Public finances under big pressure
Public finances are expected to deteriorate due to the economic slowdown and support policy measures. They are also threatened by several issues. Firstly, the rivalries within the ruling party hinder the implementation of fiscal policy. The pace of fiscal consolidation has slowed since Ukur Kanacho was appointed new finance minister, taking over from Henry Rotich[6].Moreover, many infrastructure projects have stalled or generated inadequate returns to service the debt borrowed for their construction. Total debt service is rising with the total interest payments-to-fiscal revenue ratio doubling over the past three years (to 31% in 2019 from 16% in 2016).

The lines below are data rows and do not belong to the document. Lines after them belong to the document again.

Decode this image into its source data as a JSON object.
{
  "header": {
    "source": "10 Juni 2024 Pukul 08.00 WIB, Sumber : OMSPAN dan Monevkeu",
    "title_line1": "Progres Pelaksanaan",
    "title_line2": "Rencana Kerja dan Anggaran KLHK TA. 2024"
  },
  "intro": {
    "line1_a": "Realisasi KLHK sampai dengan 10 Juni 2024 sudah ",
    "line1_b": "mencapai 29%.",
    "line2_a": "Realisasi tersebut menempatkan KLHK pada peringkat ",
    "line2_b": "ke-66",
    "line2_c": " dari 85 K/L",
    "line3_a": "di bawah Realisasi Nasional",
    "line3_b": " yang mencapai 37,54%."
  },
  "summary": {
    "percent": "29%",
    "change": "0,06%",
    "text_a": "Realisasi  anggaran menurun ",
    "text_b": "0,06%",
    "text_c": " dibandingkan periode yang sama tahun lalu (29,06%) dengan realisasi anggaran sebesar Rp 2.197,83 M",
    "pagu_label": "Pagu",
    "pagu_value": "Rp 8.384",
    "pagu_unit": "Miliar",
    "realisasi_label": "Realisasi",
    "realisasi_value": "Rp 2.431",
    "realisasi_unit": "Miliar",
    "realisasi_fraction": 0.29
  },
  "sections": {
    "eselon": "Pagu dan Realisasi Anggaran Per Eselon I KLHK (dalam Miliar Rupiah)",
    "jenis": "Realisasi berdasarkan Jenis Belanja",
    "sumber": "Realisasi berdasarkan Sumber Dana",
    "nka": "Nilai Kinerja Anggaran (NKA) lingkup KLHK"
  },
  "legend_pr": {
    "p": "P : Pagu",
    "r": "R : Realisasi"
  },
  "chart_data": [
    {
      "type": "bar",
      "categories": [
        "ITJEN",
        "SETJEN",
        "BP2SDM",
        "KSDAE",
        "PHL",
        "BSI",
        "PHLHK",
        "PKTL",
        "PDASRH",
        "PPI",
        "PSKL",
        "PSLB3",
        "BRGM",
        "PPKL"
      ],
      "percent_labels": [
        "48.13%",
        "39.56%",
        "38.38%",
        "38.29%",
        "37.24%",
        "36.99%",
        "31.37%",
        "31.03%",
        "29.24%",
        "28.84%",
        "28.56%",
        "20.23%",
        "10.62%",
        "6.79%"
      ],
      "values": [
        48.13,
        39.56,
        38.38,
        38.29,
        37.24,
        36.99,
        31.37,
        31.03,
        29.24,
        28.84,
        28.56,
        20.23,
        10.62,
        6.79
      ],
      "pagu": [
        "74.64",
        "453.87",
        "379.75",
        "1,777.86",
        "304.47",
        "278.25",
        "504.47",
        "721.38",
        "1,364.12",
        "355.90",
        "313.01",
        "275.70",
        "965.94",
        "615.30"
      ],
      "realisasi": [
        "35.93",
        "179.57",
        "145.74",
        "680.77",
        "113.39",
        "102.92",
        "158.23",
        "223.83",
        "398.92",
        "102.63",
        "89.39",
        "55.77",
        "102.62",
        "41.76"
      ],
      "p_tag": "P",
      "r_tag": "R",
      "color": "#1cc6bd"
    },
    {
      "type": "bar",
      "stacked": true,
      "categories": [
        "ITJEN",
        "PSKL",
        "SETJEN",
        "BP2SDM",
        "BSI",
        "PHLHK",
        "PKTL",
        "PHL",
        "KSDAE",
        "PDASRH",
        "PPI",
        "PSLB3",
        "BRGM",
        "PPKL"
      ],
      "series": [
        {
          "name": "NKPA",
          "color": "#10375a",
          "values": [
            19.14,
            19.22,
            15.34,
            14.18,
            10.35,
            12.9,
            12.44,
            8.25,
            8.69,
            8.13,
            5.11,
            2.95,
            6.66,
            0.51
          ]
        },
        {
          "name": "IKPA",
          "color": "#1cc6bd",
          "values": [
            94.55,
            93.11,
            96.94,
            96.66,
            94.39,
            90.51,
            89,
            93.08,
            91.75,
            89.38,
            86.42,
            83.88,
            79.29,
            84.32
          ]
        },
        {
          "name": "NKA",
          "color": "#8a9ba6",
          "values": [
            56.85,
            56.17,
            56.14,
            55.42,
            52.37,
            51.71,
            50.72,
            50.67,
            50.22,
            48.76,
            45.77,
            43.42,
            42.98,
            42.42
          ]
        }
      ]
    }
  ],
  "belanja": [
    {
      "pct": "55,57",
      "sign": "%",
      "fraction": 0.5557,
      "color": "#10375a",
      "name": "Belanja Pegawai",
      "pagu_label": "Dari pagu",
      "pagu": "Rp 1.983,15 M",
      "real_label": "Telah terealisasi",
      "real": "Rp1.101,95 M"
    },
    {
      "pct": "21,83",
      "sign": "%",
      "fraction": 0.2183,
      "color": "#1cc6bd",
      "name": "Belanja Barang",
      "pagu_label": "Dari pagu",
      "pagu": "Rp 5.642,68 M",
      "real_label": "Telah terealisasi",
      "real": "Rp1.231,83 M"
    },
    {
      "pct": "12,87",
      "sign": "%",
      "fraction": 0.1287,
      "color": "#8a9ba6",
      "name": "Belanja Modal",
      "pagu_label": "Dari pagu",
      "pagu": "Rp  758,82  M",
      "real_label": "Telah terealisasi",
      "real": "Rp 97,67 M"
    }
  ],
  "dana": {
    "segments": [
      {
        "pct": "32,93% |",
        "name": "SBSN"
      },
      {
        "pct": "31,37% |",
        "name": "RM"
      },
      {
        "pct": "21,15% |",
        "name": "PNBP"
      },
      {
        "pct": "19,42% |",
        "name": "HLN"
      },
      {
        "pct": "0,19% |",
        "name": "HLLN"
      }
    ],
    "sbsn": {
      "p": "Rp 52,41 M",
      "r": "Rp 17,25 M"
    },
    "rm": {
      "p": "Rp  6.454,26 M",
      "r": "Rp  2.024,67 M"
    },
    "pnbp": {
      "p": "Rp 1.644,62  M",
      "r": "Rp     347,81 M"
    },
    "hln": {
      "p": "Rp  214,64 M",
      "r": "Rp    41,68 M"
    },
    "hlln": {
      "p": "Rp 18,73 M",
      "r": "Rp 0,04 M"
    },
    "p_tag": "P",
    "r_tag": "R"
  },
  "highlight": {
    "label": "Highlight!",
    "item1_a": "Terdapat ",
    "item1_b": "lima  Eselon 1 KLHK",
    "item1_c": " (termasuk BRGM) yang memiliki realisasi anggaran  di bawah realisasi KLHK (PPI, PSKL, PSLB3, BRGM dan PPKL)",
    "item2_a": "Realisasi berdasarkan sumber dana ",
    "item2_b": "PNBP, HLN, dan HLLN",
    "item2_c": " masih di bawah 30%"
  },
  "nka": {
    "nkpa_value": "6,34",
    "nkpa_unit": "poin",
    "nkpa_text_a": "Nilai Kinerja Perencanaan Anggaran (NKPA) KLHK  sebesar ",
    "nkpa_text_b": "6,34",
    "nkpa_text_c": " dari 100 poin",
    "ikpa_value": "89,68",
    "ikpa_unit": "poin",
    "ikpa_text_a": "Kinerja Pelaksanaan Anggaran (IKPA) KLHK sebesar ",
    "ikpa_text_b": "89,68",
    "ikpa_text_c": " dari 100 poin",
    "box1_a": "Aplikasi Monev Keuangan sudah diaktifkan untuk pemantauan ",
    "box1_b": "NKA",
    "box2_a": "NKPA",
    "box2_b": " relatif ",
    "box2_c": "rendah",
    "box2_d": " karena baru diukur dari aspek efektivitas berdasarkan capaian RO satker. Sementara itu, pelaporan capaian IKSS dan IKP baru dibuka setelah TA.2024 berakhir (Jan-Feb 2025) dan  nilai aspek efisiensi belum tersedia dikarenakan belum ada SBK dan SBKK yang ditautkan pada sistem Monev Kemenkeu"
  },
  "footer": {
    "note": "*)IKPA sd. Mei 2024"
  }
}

As a result of the COVID-19 epidemic effects, the governement expects revenues to drop by an additional KHS 70 billion by the end of this current fiscal year. The budget deficit is expected to increase to 7.6% of GDP in 2020.
The government needs to issue additional bonds in the international market, as recently announced[7], and also needs a precautionary line from the IMF (USD 1.5 bn three-year stand-by credit facility). The first large debt maturity falling due (USD 2 bn) is scheduled at the end of 2024.
Finally, the central bank’s measures in the banking sector could also challenge banking-sector prospects, which were starting to improve following the removal of the controversial Banking Amendment act[8] in November 2019.